It is important to check the distribution of the train and test data. This would give an idea of the bias present in the data even before a classifier is trained.

In [None]:
def visualize_classes(image_path_list):
    image_class_list = []
    for image_path in image_path_list:
        fol_name = image_path.split("/")[-2]
        image_class_list.append(fol_name)

    image_class_counter = Counter(image_class_list)
    plt.bar(image_class_counter.keys(), image_class_counter.values())

    return image_class_list

In [None]:
# Train data 
train_class_list = visualize_classes(train_list)

In [None]:
# Validation data 
val_class_list = visualize_classes(val_list)

In [None]:
# Test data 
test_class_list = visualize_classes(test_list)

## Convert Data to NumPy

In [None]:
def prepare_numpy_image_array(image_path_list):
  '''Prepare a NumPy version of the image data for further usage in training'''
  images_numpy = np.zeros((len(image_path_list), new_w, new_h, n_channels))
  
  for idx in tqdm(range(len(image_path_list))):
    img = read_and_process_image(image_path_list[idx])
    images_numpy[idx, :, :, :] = img

  return images_numpy

In [None]:
train_images_numpy = prepare_numpy_image_array(train_list)
print(f"Train images shape: {train_images_numpy.shape}")

In [None]:
val_images_numpy = prepare_numpy_image_array(val_list)
print(f"Validation images shape: {val_images_numpy.shape}")

In [None]:
test_images_numpy = prepare_numpy_image_array(test_list)
print(f"Test images shape: {test_images_numpy.shape}")

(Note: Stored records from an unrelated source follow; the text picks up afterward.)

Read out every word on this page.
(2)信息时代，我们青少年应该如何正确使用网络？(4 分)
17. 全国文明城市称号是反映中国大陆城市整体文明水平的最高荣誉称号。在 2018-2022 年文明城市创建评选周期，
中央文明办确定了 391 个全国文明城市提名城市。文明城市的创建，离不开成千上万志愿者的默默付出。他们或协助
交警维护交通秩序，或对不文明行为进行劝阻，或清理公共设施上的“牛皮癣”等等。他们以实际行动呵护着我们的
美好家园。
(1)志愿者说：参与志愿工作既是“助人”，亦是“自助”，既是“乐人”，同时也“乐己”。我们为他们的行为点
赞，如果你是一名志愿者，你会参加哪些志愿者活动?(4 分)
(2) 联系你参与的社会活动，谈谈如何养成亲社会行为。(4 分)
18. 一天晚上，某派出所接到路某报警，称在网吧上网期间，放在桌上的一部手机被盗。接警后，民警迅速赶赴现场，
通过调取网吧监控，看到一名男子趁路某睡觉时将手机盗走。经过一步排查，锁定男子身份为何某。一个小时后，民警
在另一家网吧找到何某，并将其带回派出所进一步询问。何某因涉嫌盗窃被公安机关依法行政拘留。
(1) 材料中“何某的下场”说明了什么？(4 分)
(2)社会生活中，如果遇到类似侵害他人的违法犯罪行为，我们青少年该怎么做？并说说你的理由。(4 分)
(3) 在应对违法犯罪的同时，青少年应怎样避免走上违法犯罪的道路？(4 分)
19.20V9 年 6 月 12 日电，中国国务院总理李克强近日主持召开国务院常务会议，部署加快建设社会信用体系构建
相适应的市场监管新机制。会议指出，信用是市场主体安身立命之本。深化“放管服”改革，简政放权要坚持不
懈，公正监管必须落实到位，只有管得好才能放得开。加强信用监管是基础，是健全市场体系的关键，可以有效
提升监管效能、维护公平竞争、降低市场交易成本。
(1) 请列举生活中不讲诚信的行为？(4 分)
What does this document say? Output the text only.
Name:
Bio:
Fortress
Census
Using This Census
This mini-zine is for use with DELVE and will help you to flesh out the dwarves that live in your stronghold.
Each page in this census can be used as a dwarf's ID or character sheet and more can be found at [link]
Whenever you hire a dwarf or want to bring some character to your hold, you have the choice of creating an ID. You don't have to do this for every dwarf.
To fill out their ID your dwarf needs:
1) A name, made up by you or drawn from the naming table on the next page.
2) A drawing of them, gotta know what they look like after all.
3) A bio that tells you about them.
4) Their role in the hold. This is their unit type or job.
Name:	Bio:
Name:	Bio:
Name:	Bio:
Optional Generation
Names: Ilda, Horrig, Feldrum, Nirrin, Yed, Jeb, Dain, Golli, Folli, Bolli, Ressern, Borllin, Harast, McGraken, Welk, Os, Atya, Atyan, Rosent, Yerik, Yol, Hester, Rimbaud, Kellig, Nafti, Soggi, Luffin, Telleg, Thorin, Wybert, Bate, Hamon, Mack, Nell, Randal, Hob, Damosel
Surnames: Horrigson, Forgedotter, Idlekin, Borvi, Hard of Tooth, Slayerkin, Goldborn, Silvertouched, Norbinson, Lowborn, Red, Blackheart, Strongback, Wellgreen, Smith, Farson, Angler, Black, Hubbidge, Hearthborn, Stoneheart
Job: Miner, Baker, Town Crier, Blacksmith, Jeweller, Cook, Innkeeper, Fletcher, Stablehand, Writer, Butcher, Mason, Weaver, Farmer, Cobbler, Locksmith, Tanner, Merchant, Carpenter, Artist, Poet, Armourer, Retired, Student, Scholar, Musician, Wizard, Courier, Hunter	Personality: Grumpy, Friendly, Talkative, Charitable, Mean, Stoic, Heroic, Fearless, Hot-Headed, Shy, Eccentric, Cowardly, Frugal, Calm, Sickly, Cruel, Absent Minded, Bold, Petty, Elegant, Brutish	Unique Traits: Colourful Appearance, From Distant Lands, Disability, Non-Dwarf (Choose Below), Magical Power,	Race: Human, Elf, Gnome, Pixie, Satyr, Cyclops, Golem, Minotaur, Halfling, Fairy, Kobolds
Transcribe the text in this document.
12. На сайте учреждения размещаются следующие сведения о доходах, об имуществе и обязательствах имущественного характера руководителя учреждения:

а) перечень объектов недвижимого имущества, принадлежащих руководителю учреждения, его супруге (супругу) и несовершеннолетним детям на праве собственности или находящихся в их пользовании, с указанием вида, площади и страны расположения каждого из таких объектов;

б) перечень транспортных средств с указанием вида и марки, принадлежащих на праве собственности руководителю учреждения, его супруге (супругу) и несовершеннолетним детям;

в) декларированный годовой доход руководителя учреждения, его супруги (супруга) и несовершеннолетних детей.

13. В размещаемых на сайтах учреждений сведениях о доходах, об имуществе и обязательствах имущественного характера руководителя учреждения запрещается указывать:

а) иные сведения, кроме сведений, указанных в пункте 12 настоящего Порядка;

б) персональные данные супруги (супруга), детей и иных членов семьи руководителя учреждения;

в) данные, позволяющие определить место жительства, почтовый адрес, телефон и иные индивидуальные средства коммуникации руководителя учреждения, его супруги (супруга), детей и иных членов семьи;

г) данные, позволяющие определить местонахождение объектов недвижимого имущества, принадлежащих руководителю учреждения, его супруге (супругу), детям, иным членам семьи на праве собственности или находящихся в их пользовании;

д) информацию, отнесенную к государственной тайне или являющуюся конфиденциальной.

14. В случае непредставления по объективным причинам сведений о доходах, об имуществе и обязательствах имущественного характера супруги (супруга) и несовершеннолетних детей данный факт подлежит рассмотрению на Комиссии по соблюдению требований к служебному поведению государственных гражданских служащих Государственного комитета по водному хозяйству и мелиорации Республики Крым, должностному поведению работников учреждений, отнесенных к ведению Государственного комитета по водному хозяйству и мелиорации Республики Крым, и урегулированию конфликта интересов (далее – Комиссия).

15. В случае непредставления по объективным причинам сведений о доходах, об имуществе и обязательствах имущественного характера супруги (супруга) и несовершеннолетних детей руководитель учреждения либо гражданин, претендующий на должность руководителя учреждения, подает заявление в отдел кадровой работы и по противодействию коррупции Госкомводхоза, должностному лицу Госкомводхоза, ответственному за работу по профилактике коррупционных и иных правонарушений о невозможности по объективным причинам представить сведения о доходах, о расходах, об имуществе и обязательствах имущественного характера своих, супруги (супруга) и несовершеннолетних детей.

## Validate NumPy and Original Data

This step makes sure that the transformations that we have applied and the data that is converted into NumPy array are one and the same. We check various random example indices to ensure that the data sanity is preserved.

In [None]:
print(np.amin(test_images_numpy), np.amax(test_images_numpy))

In [None]:
plt.imshow(test_images_numpy[100, :, :, :])

In [None]:
# Call the method to process the image 
img = read_and_process_image(test_list[100], show_details=True)

# Plots image inline due to the `matplotlib inline` command above
plt.imshow(img)

## Save to Pickle 

Pickling data ensures that all the preprocessing steps are preserved and the data is saved to local disk in the state at which we have processed it.

In [None]:
import pickle as pkl

pickle_path = f"{root_folder}/{dataset_name}/train_val_test_numpy.pkl"
pkl.dump([train_images_numpy, train_class_list, 
          val_images_numpy, val_class_list,
          test_images_numpy, test_class_list], 
         open(pickle_path, "wb"))
print(f"Saving NumPy arrays to {pickle_path}")